100 Million Americans in Medical Debt
The Kaiser Family Foundation has researched the growth in medical debt. To calculate the true extent and burden of this debt, the Kaiser Health Network-NPR investigation draws on a nationwide poll conducted by KFF for this project. The poll was designed to capture not just bills patients couldn’t afford, but other borrowing used to pay for health care as well. New analyses of credit bureau, hospital billing, and credit card data by the Urban Institute and other research partners also inform the project. Their headline conclusion is that 100 million Americans are in debt for medical care.
In the past five years, more than half of U.S. adults report they’ve gone into debt because of medical or dental bills, the KFF poll found.
A quarter of adults with health care debt owe more than $5,000. And about 1 in 5 with any amount of debt said they don’t expect to ever pay it off.
Share of Indebted Adults who have done the following:
Cut spending on food, clothing, and other basics 63%
Used up all or most savings 48%
Taken on extra work 40%
Delayed buying a home or delayed education 28%
Sought aid from charity or nonprofit 24%
Changed living situation 19%
Declared bankruptcy or lost home 17%
Medical debt is piling additional hardships on people with cancer and other chronic illnesses. Debt levels in U.S. counties with the highest rates of disease can be three or four times what they are in the healthiest counties, according to an Urban Institute analysis.
Debt from health care is nearly twice as common for adults under 30 as for those 65 and older, the KFF poll found.
About 1 in 7 people with debt said they’ve been denied access to a hospital, doctor, or other provider because of unpaid bills, according to the poll. An even greater share ― about two-thirds ― have put off care they or a family member need because of cost.
Patient debt is piling up despite the landmark 2010 Affordable Care Act. The law expanded insurance coverage to tens of millions of Americans. Yet it also ushered in years of robust profits for the medical industry, which has steadily raised prices over the past decade.
Hospitals recorded their most profitable year on record in 2019, notching an aggregate profit margin of 7.6%, according to the federal Medicare Payment Advisory Committee. Many hospitals thrived even through the pandemic.
Now, a highly lucrative industry is capitalizing on patients’ inability to pay. Hospitals and other medical providers are pushing millions into credit cards and other loans. These stick patients with high interest rates while generating profits for the lenders that top 29%, according to research firm IBISWorld.
Patient debt is also sustaining a shadowy collections business fed by hospitals ― including public university systems and nonprofits granted tax breaks to serve their communities ― that sell debt in private deals to collections companies that, in turn, pursue patients.
Even those with insurance incur debt due to increasing cost sharing. PayMedix, a firm that extends credit to consumers polled more than 1,000 such plan members, as well as 210 HR benefits managers, to gauge the effects employer health plans and skyrocketing medical costs were having on insured consumers.
The survey found that out-of-pocket costs, coupled with high deductibles, were particular sources of concern. Survey highlights include:
- Out-of-pocket costs: 33% said they were unable to afford them.

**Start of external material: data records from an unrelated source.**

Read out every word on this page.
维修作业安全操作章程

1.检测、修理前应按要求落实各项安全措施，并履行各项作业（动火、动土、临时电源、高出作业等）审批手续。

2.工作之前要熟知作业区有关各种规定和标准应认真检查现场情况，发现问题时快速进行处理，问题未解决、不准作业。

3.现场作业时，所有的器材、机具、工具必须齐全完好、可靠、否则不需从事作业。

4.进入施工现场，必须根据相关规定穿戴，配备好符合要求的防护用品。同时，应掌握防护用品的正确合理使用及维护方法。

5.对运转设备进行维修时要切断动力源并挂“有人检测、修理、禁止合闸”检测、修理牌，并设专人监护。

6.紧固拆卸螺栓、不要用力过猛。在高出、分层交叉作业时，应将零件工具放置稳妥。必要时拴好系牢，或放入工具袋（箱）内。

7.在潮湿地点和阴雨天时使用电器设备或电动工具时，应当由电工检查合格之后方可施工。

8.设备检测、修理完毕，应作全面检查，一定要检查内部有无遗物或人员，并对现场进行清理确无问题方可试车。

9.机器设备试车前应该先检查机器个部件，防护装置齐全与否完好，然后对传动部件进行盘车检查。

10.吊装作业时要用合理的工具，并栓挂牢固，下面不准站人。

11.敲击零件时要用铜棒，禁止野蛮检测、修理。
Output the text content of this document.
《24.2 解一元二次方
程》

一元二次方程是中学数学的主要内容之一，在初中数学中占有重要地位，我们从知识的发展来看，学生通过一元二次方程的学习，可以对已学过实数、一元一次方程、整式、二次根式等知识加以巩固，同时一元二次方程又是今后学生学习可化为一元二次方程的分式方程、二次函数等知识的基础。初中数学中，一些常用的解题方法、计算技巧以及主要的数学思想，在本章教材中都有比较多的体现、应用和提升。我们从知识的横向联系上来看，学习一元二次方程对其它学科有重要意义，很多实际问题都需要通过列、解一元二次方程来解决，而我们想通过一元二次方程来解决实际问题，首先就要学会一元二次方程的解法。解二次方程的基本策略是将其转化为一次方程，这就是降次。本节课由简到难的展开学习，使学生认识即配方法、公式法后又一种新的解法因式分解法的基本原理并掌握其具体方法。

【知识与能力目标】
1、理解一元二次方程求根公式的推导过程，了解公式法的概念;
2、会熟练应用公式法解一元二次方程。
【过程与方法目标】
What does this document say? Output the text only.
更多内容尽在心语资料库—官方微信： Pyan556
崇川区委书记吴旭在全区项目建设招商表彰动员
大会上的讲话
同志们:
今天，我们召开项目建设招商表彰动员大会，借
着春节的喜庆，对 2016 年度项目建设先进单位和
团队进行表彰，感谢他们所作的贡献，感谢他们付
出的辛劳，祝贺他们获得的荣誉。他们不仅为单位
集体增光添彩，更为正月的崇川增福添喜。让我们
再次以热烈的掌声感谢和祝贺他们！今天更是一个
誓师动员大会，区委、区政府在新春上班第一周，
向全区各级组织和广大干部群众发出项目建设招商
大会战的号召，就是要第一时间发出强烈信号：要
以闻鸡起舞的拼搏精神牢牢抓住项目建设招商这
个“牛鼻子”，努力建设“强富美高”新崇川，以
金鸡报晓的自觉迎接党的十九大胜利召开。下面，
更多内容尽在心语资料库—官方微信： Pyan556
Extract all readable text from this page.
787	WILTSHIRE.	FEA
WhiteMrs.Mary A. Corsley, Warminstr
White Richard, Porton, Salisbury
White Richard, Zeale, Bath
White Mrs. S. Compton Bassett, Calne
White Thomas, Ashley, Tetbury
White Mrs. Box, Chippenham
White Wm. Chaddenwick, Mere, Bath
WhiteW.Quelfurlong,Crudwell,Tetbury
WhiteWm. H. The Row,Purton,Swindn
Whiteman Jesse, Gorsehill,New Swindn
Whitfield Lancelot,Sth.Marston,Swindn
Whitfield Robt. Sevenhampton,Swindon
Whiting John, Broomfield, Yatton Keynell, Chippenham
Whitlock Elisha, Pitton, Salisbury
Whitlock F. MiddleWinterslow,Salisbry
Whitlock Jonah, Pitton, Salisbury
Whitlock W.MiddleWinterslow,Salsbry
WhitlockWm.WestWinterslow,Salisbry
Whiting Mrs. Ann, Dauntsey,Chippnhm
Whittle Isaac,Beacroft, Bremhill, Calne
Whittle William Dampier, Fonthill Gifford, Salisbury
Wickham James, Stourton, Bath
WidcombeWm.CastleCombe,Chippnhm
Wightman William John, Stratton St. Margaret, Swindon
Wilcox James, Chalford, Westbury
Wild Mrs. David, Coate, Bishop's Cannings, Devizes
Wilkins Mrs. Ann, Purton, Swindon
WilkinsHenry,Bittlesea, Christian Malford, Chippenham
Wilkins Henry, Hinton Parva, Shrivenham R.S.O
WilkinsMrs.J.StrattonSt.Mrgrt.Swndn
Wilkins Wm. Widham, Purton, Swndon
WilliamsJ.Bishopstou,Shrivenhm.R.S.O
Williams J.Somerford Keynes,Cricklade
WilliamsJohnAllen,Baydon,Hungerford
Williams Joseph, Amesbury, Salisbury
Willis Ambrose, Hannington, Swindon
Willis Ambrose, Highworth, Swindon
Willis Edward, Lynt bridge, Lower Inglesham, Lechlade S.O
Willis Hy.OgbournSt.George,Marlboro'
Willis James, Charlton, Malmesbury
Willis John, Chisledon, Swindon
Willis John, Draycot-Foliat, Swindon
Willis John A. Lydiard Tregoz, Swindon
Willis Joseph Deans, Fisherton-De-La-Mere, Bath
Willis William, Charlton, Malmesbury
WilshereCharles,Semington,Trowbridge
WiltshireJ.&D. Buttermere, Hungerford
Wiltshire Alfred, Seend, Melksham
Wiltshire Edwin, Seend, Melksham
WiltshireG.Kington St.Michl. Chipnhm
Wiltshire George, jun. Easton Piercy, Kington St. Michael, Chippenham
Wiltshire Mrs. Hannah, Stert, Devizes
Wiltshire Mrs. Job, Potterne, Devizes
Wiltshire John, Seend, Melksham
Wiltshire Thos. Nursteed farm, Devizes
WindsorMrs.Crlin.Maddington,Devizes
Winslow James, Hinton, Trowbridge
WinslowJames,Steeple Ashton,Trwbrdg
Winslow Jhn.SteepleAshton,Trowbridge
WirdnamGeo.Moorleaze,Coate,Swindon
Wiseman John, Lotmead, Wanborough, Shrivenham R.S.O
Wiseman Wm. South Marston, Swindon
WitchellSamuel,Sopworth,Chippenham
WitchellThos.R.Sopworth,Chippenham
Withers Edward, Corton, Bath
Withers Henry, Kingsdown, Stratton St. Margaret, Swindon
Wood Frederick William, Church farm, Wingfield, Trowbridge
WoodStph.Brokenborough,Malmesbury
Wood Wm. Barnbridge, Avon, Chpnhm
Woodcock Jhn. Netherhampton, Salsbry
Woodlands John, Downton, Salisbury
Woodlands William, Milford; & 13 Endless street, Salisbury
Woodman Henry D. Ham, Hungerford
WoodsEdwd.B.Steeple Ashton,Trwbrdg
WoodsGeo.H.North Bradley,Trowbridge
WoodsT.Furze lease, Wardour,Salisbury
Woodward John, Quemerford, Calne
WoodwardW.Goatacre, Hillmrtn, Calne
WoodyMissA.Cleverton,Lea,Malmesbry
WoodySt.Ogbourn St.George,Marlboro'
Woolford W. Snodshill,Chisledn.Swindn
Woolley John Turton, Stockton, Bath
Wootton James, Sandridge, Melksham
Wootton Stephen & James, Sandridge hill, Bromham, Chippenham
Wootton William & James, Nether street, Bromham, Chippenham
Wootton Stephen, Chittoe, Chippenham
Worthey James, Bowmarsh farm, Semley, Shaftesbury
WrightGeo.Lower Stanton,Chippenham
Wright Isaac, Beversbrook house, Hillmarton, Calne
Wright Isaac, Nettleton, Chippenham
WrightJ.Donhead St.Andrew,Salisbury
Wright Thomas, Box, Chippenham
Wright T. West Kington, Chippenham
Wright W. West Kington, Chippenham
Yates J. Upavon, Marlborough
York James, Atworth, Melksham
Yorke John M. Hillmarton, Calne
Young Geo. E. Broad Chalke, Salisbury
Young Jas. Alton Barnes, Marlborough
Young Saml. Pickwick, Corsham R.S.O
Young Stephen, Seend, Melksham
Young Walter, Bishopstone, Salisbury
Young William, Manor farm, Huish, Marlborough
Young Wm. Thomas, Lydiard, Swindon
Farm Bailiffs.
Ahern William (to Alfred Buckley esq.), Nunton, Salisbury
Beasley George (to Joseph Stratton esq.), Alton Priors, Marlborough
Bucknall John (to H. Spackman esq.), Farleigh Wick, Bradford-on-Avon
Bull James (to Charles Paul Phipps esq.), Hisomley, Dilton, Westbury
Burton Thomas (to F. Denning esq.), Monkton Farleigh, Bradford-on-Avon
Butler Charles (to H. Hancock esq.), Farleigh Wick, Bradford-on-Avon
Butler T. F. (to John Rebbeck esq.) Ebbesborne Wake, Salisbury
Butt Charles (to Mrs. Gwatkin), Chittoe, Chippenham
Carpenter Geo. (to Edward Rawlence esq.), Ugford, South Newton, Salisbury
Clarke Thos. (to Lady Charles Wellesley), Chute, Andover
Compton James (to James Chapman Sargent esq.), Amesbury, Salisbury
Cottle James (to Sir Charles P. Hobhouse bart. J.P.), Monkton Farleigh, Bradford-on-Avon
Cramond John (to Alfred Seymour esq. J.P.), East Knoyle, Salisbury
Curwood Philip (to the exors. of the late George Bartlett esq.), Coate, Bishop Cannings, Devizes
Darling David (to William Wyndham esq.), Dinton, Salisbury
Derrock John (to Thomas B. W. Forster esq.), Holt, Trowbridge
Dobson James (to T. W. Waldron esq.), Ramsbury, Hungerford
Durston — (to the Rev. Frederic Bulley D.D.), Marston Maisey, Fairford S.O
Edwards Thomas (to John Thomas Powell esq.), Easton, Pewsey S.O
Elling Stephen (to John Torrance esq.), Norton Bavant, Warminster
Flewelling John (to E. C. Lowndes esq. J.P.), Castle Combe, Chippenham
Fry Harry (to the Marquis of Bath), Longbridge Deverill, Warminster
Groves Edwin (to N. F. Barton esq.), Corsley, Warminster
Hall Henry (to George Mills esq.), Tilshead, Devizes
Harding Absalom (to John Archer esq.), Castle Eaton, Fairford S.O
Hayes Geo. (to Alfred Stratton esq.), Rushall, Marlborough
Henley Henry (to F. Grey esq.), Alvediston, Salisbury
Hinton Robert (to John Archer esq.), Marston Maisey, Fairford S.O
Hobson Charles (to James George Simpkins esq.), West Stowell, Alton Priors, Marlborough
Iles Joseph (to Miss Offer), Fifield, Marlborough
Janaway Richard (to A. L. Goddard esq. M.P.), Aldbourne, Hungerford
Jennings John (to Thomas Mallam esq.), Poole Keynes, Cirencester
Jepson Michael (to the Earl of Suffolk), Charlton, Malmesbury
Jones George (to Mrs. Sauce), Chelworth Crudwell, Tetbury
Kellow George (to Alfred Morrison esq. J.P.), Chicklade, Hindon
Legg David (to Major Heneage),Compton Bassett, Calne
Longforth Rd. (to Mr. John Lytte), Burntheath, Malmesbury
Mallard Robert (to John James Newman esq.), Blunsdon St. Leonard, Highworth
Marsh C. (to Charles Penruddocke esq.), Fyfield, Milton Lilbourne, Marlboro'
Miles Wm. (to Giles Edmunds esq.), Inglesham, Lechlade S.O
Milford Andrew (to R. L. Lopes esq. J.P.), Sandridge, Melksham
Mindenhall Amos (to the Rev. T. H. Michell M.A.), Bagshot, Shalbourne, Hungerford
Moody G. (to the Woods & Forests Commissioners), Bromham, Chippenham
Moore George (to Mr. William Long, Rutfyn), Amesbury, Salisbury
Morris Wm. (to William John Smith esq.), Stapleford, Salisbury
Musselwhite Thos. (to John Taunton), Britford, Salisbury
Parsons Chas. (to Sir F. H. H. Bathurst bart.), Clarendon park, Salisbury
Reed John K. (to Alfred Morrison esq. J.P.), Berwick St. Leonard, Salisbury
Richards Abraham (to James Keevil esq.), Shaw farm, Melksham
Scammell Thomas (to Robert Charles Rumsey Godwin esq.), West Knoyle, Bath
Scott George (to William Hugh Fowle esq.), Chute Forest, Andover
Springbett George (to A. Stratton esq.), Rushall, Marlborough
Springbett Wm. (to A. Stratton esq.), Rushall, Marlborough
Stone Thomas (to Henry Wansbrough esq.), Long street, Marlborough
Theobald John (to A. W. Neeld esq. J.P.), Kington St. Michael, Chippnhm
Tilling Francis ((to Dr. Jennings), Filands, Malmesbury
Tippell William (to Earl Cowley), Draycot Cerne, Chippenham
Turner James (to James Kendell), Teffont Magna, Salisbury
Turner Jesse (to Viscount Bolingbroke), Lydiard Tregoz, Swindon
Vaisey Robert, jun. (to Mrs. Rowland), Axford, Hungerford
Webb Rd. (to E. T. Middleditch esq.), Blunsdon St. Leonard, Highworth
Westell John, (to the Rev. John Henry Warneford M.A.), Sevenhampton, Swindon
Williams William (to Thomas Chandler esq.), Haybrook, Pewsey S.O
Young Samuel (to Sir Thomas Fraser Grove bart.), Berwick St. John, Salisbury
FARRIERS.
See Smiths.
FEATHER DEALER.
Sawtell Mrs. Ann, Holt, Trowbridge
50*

- Deductibles: 31% said they were unaffordable. Additionally, 44% of those with a credit score of 669 or less found deductibles unaffordable.
- More than half said the situation had been exacerbated in the last six months when paying for medical bills came due.
- Collection notices are mounting: Nearly 1 in 5 Americans have received collection notices from their medical providers, with a third of millennials (34%) and a quarter of Gen Z (27%) getting sent to collections.
- Less than 1 in 5 report that their employers provide a payment solution that offers credit, or a solution that simplifies the billing experience.
- Half of those surveyed, and nearly two-thirds of Gen Z (64%) and Millennials (65%), believe employers should be responsible for a solution to the dilemma.